Q. Dear Zenagos, my business is going well and growing quickly, but there’s one thing I can’t understand. It seems like the more my business grows, the less money I have in my bank account. What am I doing wrong?
Even a profitable business can run out of cash, so you are wise to be paying attention. In fact, the fastest growing businesses may be at the most risk. Your business is most likely experiencing cash flow issues, which are caused by timing differences between when you receive and spend cash. For example, if you frequently need to pay vendors before you receive payment, then you can end up in a cash crunch.
The business term for this concept is “Working Capital,” which is a measurement of how much of your company’s money is spendable and accessible to you (“liquid”). In general, it is best if Working Capital is a positive number, and the higher the better. The formula for calculating Working Capital is Current Assets minus Current Liabilities.
Working Capital = Current Assets – Current Liabilities
What is a “Current Asset”?
Cash is the best current asset. Other things that count as Current Assets are items that you have already built and/or could sell immediately (“Inventory”) and money that people owe you for products or services you have already provided (“Accounts Receivable”). So, if you want to increase your Current Assets (and therefore your Working Capital), you could collect from customers who owe you (send out those invoices, or offer discounts for early payment), or you could create more inventory. (However, creating inventory can be a Catch-22, since it usually means spending even more money.)
What is a “Current Liability”?
Money that you owe to vendors (“Accounts Payable”) is the most common Current Liability. Other examples are short-term loans (such as credit card debt) and any other expenses that are due within the year. If you reduce your Current Liabilities, you will increase your Working Capital. Paying off your credit cards or paying bills would reduce your liabilities, but that is another Catch-22, since it also reduces cash. (Sigh!) A couple of ways that businesses can reduce their Current Liabilities over time are to eliminate all expenses that aren’t strictly necessary and to negotiate for better prices on supplies.
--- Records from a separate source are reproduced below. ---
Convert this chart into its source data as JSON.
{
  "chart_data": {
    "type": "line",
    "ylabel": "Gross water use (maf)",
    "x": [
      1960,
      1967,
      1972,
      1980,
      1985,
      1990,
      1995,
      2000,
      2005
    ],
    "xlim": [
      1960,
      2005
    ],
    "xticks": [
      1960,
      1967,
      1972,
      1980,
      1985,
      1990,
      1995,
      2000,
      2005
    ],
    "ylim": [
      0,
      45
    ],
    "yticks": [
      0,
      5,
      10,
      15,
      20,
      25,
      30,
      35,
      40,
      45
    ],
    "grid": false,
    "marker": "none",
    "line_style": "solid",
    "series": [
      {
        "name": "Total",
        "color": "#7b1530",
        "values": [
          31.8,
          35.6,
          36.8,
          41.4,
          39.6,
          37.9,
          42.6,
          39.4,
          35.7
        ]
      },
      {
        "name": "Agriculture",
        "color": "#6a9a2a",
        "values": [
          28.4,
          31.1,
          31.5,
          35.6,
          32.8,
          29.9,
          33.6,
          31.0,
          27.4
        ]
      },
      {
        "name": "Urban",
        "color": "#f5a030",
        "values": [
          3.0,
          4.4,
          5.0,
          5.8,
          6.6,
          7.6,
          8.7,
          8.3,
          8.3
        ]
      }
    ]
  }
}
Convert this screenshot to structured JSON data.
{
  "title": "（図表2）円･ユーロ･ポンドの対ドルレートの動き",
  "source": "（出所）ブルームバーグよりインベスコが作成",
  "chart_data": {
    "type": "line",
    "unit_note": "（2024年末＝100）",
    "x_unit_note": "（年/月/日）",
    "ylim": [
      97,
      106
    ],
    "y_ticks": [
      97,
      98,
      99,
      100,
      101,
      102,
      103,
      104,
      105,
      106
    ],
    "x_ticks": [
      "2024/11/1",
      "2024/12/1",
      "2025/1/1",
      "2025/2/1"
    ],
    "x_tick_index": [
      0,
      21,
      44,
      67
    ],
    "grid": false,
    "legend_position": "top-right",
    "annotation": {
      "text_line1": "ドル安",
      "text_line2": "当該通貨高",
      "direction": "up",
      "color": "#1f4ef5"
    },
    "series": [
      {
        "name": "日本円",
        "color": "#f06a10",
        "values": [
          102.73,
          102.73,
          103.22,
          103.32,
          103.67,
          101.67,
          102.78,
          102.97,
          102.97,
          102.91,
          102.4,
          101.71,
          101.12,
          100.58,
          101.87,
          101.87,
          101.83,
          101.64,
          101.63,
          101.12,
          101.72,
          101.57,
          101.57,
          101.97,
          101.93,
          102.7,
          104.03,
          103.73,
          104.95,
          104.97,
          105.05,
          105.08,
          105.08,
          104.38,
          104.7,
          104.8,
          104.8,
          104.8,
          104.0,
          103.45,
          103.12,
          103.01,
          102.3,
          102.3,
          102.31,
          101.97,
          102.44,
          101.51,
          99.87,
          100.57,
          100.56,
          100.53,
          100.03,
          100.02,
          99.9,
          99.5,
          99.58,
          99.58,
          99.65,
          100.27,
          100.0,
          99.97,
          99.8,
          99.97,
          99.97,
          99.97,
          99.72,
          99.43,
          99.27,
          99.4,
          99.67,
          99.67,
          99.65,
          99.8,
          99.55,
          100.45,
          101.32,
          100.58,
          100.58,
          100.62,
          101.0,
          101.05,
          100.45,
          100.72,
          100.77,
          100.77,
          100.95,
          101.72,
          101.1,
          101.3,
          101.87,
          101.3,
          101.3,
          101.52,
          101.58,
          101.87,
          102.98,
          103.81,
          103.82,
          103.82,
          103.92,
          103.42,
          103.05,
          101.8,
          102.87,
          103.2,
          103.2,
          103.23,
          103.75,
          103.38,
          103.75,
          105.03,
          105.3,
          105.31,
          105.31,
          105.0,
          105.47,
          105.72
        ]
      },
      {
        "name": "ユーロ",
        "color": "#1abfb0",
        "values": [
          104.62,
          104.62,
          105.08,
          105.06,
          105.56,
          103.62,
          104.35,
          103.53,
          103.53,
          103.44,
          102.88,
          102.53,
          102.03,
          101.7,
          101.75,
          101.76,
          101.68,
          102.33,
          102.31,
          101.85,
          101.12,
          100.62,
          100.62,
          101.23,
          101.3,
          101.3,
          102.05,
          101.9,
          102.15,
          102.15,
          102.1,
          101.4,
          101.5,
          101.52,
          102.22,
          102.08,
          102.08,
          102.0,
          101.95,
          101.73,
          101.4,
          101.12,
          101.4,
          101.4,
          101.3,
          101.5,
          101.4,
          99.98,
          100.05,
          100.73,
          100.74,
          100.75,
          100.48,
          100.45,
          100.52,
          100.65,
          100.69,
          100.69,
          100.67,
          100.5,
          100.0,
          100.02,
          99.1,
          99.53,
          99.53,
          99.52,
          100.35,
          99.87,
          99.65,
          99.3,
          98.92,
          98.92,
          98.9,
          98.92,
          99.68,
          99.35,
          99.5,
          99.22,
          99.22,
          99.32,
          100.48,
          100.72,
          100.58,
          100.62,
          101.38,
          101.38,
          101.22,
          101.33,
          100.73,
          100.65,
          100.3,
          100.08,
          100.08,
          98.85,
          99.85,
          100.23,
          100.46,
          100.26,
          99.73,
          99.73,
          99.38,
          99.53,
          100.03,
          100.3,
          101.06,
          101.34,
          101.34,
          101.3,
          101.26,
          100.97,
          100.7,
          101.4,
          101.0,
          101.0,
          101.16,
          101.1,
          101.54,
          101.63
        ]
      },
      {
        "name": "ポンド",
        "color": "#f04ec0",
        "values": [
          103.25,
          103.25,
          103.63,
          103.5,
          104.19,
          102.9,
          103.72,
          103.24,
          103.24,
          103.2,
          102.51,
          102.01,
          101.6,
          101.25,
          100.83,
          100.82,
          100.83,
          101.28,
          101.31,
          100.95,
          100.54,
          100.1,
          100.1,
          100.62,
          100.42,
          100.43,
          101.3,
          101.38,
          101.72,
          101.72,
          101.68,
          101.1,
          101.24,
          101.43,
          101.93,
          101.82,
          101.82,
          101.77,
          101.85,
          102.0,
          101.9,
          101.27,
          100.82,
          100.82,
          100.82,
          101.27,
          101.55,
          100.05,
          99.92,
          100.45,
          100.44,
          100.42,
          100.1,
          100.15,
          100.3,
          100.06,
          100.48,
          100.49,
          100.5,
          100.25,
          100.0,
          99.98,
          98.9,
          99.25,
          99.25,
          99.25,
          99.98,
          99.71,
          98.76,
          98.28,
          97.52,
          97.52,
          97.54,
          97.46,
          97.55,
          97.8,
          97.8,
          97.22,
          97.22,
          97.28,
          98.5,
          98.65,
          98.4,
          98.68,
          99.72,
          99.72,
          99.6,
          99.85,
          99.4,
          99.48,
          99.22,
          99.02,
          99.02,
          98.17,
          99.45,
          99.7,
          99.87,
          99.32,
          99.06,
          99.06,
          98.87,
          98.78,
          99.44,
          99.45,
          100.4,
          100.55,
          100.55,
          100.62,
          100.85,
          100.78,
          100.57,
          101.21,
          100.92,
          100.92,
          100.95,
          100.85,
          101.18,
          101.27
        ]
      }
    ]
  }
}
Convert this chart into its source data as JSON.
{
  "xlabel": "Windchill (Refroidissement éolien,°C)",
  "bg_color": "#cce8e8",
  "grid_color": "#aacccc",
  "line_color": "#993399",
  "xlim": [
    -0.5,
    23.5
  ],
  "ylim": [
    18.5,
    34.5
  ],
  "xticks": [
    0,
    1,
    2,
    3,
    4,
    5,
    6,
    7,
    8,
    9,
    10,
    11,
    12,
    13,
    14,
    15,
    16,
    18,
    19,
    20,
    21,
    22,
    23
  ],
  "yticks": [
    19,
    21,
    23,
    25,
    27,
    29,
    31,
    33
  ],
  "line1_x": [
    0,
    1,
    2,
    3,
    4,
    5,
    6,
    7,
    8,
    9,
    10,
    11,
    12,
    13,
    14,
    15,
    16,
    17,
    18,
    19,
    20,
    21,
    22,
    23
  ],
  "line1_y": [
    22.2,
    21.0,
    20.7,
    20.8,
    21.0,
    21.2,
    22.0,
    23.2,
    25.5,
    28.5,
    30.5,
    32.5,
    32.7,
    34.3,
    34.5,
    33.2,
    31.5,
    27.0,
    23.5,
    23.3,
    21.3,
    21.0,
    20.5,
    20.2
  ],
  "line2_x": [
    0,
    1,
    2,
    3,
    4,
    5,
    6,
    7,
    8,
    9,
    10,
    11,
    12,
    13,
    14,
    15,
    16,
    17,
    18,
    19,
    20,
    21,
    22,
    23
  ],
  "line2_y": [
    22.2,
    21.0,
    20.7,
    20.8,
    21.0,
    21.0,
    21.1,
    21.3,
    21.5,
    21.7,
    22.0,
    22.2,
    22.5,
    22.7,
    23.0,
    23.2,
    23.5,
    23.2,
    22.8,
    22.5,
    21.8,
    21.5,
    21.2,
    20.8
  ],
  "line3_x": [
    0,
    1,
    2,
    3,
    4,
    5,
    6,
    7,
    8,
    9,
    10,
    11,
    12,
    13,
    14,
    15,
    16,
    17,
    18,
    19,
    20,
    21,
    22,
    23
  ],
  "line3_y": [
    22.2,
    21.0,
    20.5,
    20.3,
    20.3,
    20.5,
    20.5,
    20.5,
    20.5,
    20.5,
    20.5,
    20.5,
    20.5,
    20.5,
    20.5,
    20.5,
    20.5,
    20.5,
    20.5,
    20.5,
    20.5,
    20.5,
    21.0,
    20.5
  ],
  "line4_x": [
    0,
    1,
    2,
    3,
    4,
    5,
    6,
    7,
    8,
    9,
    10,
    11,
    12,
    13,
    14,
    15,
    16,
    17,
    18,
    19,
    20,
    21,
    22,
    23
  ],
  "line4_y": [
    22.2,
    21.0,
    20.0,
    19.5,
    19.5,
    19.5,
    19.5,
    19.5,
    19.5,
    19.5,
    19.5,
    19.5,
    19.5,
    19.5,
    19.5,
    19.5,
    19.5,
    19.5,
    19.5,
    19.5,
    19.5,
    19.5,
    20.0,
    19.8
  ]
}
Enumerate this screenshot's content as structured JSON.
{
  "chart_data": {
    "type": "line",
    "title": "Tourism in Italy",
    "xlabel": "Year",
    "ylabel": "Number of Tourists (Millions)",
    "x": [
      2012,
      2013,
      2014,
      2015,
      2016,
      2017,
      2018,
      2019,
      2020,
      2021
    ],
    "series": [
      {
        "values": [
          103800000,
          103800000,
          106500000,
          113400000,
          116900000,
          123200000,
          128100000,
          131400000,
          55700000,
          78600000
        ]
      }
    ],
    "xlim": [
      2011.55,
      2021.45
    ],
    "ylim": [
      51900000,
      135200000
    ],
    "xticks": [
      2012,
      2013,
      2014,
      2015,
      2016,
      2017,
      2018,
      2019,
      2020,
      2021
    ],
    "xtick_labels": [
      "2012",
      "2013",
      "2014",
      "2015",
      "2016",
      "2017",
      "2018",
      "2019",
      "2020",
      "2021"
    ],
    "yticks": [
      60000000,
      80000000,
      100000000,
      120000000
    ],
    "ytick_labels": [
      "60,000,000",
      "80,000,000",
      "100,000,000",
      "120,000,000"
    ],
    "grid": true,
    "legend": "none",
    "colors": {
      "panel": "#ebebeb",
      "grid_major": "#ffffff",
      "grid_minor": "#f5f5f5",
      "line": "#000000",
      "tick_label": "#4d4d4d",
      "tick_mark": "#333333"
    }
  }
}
Isn’t fast growth supposed to be good?
As you can see, there are a lot of Catch-22’s around Working Capital. That’s why rapid growth can be risky. It usually takes cash to make inventory; then, you need to wait for customers to purchase the inventory (while you keep spending cash on things like rent and utilities); finally, you need to wait for customers to pay (while. . .you guessed it. . .you keep spending cash). So, before you decide to grow really quickly, make sure you have planned your cash at least 12 months in advance. When will you spend, and when do you expect the incoming cash to land in the bank account? Map it out, month by month, and then assume some things will go wrong and leave yourself some extra leeway. Growing a little more slowly may be the smart decision.
Why is this so hard?
Managing cash is hard because cash flow matters to everyone. Your customers may want to pay you at the last possible minute, and that will make you want to pay your vendors at the last possible minute, too. The challenge can cascade and endanger your payroll, as well. It’s not enough for your business to be profitable: Even if your revenue is higher than your costs in the long term, you also need for your revenue to come in at a faster pace than your expenses go out. Getting caught in a cash crunch is scary, and cash problems tend to spiral, since your vendors (or even worse, your employees) will refuse to work with you if you start having trouble paying on time.
What’s up with that weird Cash Flow Statement?
Lots of small business owners print the Income Statement from their accounting software and then ignore the other two statements (Balance Sheet and Cash Flow Statement) because they don’t know what they mean. (They do look weird!) However, there’s a reason why businesses are required to create those statements. Cash flow is critical to business success, so don’t just throw the Cash Flow Statement away. Instead, find an expert you trust who can walk you through it and help you figure out if you have any additional opportunities to maximize your cash flow. Cash truly is king!